I saw a copy of this in a bookshop a couple of days ago, so I presume it's safe to post my review of it here at last, although I read an advance copy back in April! Being the fool that I am, I never got round to writing a review of it at the time, which means I am now left with only vague recollections of what it was actually about and what I particularly liked/disliked. My notes from then (I was on holiday) have this to contribute:Very good but not up to the standard of the last book. Just as exciting and compelling as her previous novels but I didn't find the protagonists, Isabela and Ricardo, anywhere near as likeable and easy to relate to as Elena and Raffaelle from
The Gallows Curse. I also found that the desolate settings (of Iceland in particular) sucked some of the interest out of the premise. It was still a great adventure but didn't grab me in the same way as the others for some reason I can't quite put my finger on.The Falcons of Fire and Ice
moves away from the author's traditional setting of medieval England, and instead is split between Portugal and Iceland. As usual, there's a big, diverse cast of characters, although the focus is mainly on Isabela, the daughter of Portugal's Royal Falconer, who must travel to Iceland to retrieve two rare falcons; Ricardo, a mischievous adventurer who never seems to be telling the truth; and Eydis, an oracle who has spent her whole life chained up inside a cave, and whose twin sister, Valdis (also imprisoned in the cave) may have been possessed by an evil spirit. Each of the three main characters gets their own first-person narrative, with the chapters split between them.
I've been a fan of Karen Maitland for a couple of years now, and I absolutely LOVED her last book, The Gallows Curse
, which in my opinion was (and is) her best so far. As a result, I had exceptionally high expectations for this one, so I suppose it's not entirely surprising that, although I really liked it, I ended up feeling a little disappointed. Maitland's skill for really bringing her settings to life is sometimes a disadvantage here as the circumstances and backdrops all seem so depressing. As far as the characters went, I liked Isabela but didn't feel a strong connection with her, and I didn't particularly like or trust Ricardo throughout the book. There's a twist regarding his character right at the very end, but because I'd already developed a negative attitude towards him, this didn't really surprise or shock me. I'd also guessed the sisters' secret well before it was revealed. This isn't to say that these twists aren't executed well and exciting to read, they're just not very hard to figure out if you're concentrating on the story.

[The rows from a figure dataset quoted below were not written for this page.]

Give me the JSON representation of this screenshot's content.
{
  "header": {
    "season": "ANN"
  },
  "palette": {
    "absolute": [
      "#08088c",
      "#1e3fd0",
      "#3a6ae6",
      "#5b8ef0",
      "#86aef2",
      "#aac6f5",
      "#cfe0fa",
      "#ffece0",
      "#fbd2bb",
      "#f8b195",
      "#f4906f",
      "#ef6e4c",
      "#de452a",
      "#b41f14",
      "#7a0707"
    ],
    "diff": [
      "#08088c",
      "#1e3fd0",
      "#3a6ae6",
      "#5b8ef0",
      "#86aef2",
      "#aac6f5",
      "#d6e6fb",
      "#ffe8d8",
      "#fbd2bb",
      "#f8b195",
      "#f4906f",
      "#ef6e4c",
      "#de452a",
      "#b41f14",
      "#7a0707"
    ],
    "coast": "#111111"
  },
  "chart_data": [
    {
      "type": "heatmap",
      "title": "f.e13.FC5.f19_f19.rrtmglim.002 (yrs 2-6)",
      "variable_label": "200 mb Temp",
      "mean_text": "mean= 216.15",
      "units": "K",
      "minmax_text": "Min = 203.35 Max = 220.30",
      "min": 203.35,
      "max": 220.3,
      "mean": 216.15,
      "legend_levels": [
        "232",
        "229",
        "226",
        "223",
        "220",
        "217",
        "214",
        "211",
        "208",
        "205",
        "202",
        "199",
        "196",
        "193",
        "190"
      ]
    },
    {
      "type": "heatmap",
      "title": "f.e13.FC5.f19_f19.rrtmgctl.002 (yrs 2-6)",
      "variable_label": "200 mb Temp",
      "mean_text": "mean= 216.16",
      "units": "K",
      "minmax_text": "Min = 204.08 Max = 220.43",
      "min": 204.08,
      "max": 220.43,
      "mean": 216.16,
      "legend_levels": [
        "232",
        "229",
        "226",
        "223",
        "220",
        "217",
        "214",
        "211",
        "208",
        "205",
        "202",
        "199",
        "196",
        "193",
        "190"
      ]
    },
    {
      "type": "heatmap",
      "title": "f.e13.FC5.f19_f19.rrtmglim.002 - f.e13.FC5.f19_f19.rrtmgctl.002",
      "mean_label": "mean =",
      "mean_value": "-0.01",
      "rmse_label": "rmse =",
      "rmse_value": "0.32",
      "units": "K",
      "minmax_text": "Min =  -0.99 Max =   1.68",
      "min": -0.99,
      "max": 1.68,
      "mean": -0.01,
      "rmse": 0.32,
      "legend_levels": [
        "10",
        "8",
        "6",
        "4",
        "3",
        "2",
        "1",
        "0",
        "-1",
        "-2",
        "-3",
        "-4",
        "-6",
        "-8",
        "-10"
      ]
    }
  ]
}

When a fairly prolific author writes a book you absolutely adore, the risk is that nothing they produce afterwards will ever quite
live up to it, even if you still love everything they do. This happened to me with F.G. Cottam and Dark Echo
, and it looks like The Gallows Curse
might be the Maitland equivalent. The main thing wrong with The Falcons of Fire and Ice
was simply the fact that it wasn't The Gallows Curse
. I enjoyed it a lot and it made for a great, absorbing holiday read, but the characters didn't leave much of an impression on me at all. Writing this review some months after reading the book has given me a different perspective on it, and I'm finding that my main memories are a) a vivid impression of the bleak Icelandic landscape and b) the fact that I didn't like Ricardo! I'd say it's on a par with her earlier novels rather than displaying the progression I expected: recommended, but not the author's best.